I hear that folks put up a fuss about installing wind farms in their vicinity because of the low humming sound and the fear of it, but I lived near military bases as a child during the Cold War years and it was either the nearby ocean or the war games. I think the magnificent (almost mysterious) span of large white rotating propellors seems on par with significance (and more useful, too) than Easter Islands or that place in Scotland with the large stones.
As a jack Mormon I just knew there was more to the Jose mix story and sure enough it took me two seconds to find a recipe for a cake and frosting recipe that not only is easy to fix up will feed a large group of people. ( Not my words) I am enclosing the link. Like any group, my guess is that it is the latest trend and tastes very good and that all the ladies are making it at all the church functions and that that particular grocery store is the only place that you can find the mix.

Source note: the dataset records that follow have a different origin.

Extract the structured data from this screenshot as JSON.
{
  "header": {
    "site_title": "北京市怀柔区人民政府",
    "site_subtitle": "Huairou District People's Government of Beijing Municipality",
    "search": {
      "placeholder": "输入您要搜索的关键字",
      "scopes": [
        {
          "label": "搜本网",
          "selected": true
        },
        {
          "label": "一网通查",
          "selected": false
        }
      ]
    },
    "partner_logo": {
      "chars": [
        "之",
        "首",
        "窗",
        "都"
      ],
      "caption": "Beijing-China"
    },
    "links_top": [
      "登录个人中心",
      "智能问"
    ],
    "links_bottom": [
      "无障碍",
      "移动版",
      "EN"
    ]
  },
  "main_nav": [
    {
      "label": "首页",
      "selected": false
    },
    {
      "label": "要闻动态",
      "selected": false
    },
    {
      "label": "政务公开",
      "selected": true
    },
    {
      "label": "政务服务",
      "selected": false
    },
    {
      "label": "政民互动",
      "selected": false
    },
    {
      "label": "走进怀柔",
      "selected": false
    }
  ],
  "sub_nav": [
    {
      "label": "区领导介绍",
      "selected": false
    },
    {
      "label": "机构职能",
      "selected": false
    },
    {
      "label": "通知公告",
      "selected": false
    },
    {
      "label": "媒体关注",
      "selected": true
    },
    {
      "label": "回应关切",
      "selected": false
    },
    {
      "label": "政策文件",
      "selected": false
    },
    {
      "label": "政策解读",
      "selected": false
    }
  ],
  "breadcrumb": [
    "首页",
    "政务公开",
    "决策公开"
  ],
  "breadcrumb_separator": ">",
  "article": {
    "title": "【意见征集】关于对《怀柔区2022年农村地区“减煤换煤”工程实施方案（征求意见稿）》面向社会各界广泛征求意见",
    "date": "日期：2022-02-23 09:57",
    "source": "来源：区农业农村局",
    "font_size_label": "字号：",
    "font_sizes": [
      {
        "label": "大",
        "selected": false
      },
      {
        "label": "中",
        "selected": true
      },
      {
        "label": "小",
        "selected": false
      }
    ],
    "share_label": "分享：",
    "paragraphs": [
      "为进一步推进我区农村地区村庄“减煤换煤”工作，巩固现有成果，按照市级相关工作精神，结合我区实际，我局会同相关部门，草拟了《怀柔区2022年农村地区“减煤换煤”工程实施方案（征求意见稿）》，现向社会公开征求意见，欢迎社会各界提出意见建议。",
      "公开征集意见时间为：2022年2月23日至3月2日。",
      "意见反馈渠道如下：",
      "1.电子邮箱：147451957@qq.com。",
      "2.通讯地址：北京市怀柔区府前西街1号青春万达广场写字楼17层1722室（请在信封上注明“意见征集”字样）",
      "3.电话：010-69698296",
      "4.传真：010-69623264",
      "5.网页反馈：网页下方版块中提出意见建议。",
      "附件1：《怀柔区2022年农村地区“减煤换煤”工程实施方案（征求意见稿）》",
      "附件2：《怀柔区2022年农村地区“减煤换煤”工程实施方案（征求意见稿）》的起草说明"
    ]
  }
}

As you can tell from the ingredients they are not some things that we would all have in our cabinets but only someone would does food storage or feeds large groups of people on a regular basis would have. http://cooksalliance.wordpress.com/2009/08/28/margarita-cake/
LOVE your blog! It's my pleasure to pass along to you the Versatile Blogger Award. You can get the details and the image to display on your blog at
http://www.puttingourheadstogether.com/2010/07/migraine-versatile-blogger-award.html.
Congrats!
Teri
grumpy- it has been sick fun to watch your mind unravel slowly on this crowded vacation. hurry home. you need it bad.